Peerio Offically Announces Themselves

Over a week ago we mentioned that Popular Telephony would be rolling out Peerio, well today they officially did. Promising a serverless peer to peer platform, the new Skype competitor, the company plans to introduce a separate enterprise application.
VoIP Watch (Andy Abramson): Peerio Offically Announces Themselves

Comments

ineen vs skype

Although it seems that Skype has taken the world by storm, the real transport for Skype's popularity has been the widespread adoption of broadband.  It's about being at the right place at the right time.

Now that we all have broadband and used Skype, it's time to look at the other options available in the market.  And the future will definately be Open Standards.  I don't want a different application installed on my computer to contact each of my friends.  Inter-connection of networks is the future.

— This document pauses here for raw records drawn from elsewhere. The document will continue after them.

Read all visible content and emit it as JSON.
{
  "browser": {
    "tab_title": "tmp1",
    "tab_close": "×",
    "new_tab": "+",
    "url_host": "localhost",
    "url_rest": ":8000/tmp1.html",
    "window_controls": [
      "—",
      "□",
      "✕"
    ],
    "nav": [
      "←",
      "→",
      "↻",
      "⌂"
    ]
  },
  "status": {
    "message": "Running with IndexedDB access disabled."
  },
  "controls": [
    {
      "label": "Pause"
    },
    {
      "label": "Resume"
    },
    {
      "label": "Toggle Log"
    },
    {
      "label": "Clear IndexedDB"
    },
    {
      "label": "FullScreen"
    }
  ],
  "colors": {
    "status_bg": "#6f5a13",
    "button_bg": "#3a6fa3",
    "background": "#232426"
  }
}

The new ineen VoIP solution provides all the familiar features of Skype with the addition of video and wideband audio.  I've used the voice and video to call across the world, including a video conference on three continents.  ineen is taking VoIP to the next level.

You're right

I don't want different applications. But most people aren't ready for video/audio yet. So, for starters, I want Skype integrated with all my other IM networks. A plugin for Adium on the Mac, and Trillian on the PC. SIPPhone is going part of the way there with PhoneGaim.

Skype is on the way out

I really think Skype is all about the mass hype on the internet these days.. The one thing going for it is that it is built on the GIPS voice engine, which is universally regarded as the best sound on the net.  Unfortunately, because they use a proprietary protocol, I think they've really cornered themselves in terms of their ultimate potential. 

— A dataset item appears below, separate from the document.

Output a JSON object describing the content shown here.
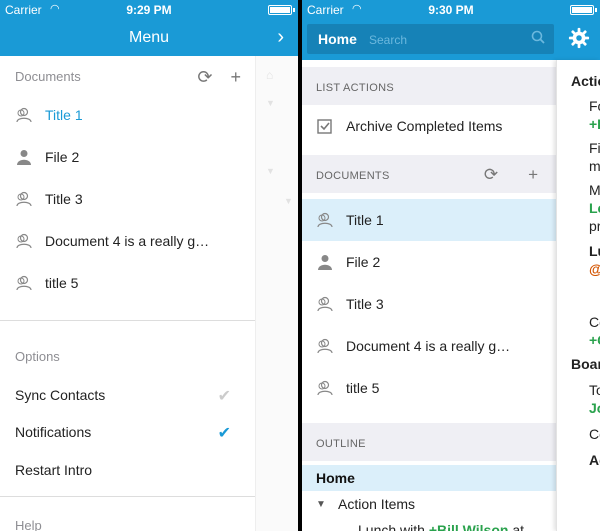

I haven't used that many soft clients, but the ones I have used I haven't been that impressed it.  Pingtel works decent, and FWD communicator isn't that hard to set it.  I don't care for Communicator, simply because it's based on Microsoft's RTC, which isn't fully compliant with SIP in some areas (notably IM -- for example, windows messenger 4.7 won't IM properly to 5.0, even though they use RTC).

Erik Lagarway just posted about a new on-net client called ineen that has a great feature set, and was built using Xten's SDK.  I've used it quite a bit, and I think it works really well.  The real kicker for VOIP, which ineen has, is wideband codec support.  You can check it out at sipthat.com

At least Skype runs on Linux

I've been using Skype for a couple months, and am overall satisfied with the quality. I also know that a lot of businesses use it with their employees who go overseas to work with a client.

I recently heard about Ineen, and wanted to try it out, but there isn't a Linux version :(  It may be nice that Ineen is built on open standards, but at least Skype supports more platforms. Unless this open standards voip software runs on an open source OS I won't be trying it anytime soon.